How do you quantify, monetise or in any way try to value something as intangible as, say, preventing climate change?

This question may seem a bit ridiculous: Who cares? Climate change is a serious problem and we need to do something about it NOW! Yes, and no. The problem is: we live in a world where money does all the talking and, more importantly, any action will cost somebody, somewhere, money.


The essential issue is one of values. An example: Sometimes I treat myself to a grocery delivery from Ocado. When I checkout, it gives me an option for delivery times using little purple trucks (available!) and green trucks (greener! The truck is already in the area!), alongside the cost for each time slot. Sometimes there are only a couple of green slots and they happen to be more expensive (say, £4.50) while there is a purple slot that is cheaper (say, £1.50).

Here, my values come into play. Is it worth £3.00 to go with a ‘greener’ slot? The decision is made more complicated by a few things:

  1. I’m not quite clear what the difference between a purple and green slot is — Is it a matter of a few extra miles or something more substantial?
  2. I also have no idea what type of gas mileage this car gets anyway! Is it an electric car?
  3. How do I ‘value’ the environmental impact of driving a few (or more) fewer miles?


Now, if we compared everyone’s delivery decisions we could start to get a better picture of how much these things are worth to people. Maybe, on average, people will pay £1.00 more for a ‘green’ truck, rather than a ‘purple’ one. Maybe people buying more organic food are more likely to be willing to pay more or people who don’t buy any meat or people who spend over £100 or people making a late-night purchase.

The same type of ‘valuing’ goes on in our daily habits and, in particular, our daily consumption. For instance: choosing between a turkey or falafel sandwich will depend on my values in several areas, including:

  1. Health: How much healthier do I think the falafel sandwich is (if at all)? How much is this added ‘health value’ worth to me?
  2. Cost: Which costs more?
  3. Taste: Which do I think will taste better?
  4. Convenience: Which is easier to get / eat?
  5. Impact: What type of external impacts do I think this food’s production has had on things like animal welfare, the environment, climate change? How much do these impacts matter to me?

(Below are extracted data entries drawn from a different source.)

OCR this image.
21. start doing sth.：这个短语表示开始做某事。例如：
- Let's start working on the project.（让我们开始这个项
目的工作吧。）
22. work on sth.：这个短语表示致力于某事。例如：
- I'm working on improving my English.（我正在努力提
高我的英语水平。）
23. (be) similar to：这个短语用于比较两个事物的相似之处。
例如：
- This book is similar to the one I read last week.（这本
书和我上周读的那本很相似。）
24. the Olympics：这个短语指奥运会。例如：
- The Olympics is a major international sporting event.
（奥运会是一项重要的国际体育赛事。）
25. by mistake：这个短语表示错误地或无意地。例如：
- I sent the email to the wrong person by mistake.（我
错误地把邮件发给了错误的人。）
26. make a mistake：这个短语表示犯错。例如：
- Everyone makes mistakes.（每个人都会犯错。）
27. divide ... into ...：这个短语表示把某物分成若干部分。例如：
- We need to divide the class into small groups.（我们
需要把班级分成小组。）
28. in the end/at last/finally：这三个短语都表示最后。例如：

I could then do a really complicated equation, something like: Falafel(Health+Taste+Convenience-Impact-Cost) vs. Turkey(H+T+Con-I-Cos). The one with greater value is the one for me!

Obviously, you’re not going to do that. Aside from the fact it would be virtually paralysing, you simply can’t access all the information necessary. How can you really know the impact?  How it was produced?

A note on impact:

Your perception of the impact something has depends on your awareness of the issue, how important the issue is to you and, here’s the tricky part:  Do you think once something’s already been made, the impact is already said and done and the purchaser has no impact? For instance, do you think buying an already-made turkey sandwich will have an impact on the number of turkeys used for food?

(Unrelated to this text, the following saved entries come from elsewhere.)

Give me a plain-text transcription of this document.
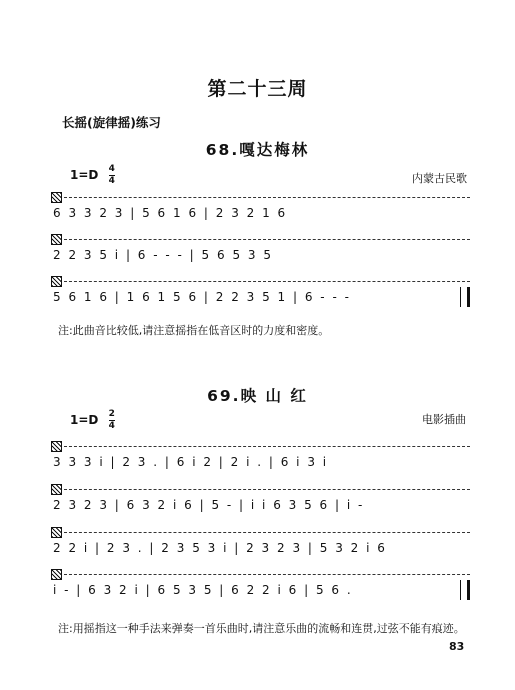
第二十三周
长摇(旋律摇)练习
68.嘎达梅林
$1=D \frac{4}{4}$	内蒙古民歌
6 3 3 2 3 | 5 6 1 6 | 2 3 2 1 6
2 2 3 5 i | 6 - - - | 5 6 5 3 5
5 6 1 6 | 1 6 1 5 6 | 2 2 3 5 1 | 6 - - -
注:此曲音比较低,请注意摇指在低音区时的力度和密度。
69.映 山 红
$1=D \frac{2}{4}$	电影插曲
3 3 3 i | 2 3 . | 6 i 2 | 2 i . | 6 i 3 i
2 3 2 3 | 6 3 2 i 6 | 5 - | i i 6 3 5 6 | i -
2 2 i | 2 3 . | 2 3 5 3 i | 2 3 2 3 | 5 3 2 i 6
i - | 6 3 2 i | 6 5 3 5 | 6 2 2 i 6 | 5 6 .
注:用摇指这一种手法来弹奏一首乐曲时,请注意乐曲的流畅和连贯,过弦不能有痕迹。
83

Many people say, ‘no’: the turkey sandwich is already made, might as well buy it. The issue is, however, one of supply and demand: by not buying the turkey sandwich, one less sandwich will be needed to replace it and down the line, yes, these purchasing decisions DO have an impact on the number of animals used for food. The store will see they are selling less turkey sandwiches, buy less turkey sandwiches and, eventually, less turkeys are killed. Of course, this is  more complicated with things that are going to be thrown out otherwise or that were already discarded.bakery-793856_1920


So how does all this affect me?

Well, however you want it to. In the modern world, it’s probably nearly impossible to make 100% ethically sound purchases 100% of the time. But, it’s all too easy to ignore the impacts our decisions have just because we can’t see them. But, that doesn’t mean giving up. It does mean thinking about your values and, perhaps, learning a bit more about the impacts of producing different goods (here’s some more info on the impacts of producing turkey sandwiches and other products with animal foods) and, perhaps, trying to live a life as closely aligned with your ethical values as possible.

It also means that we need more information about people’s values of the ‘abstract’. For instance, one study found that people would pay just $0.57 to move a laying hen from a cage to a free range system and just $0.31 to move a pig from a crate to a shelter-pasture system.

Ultimately, what IS  saving the life of a chicken or preventing the suffering of a chicken worth to YOU? What is preventing climate change worth to you, in your daily life?  And, how do you know?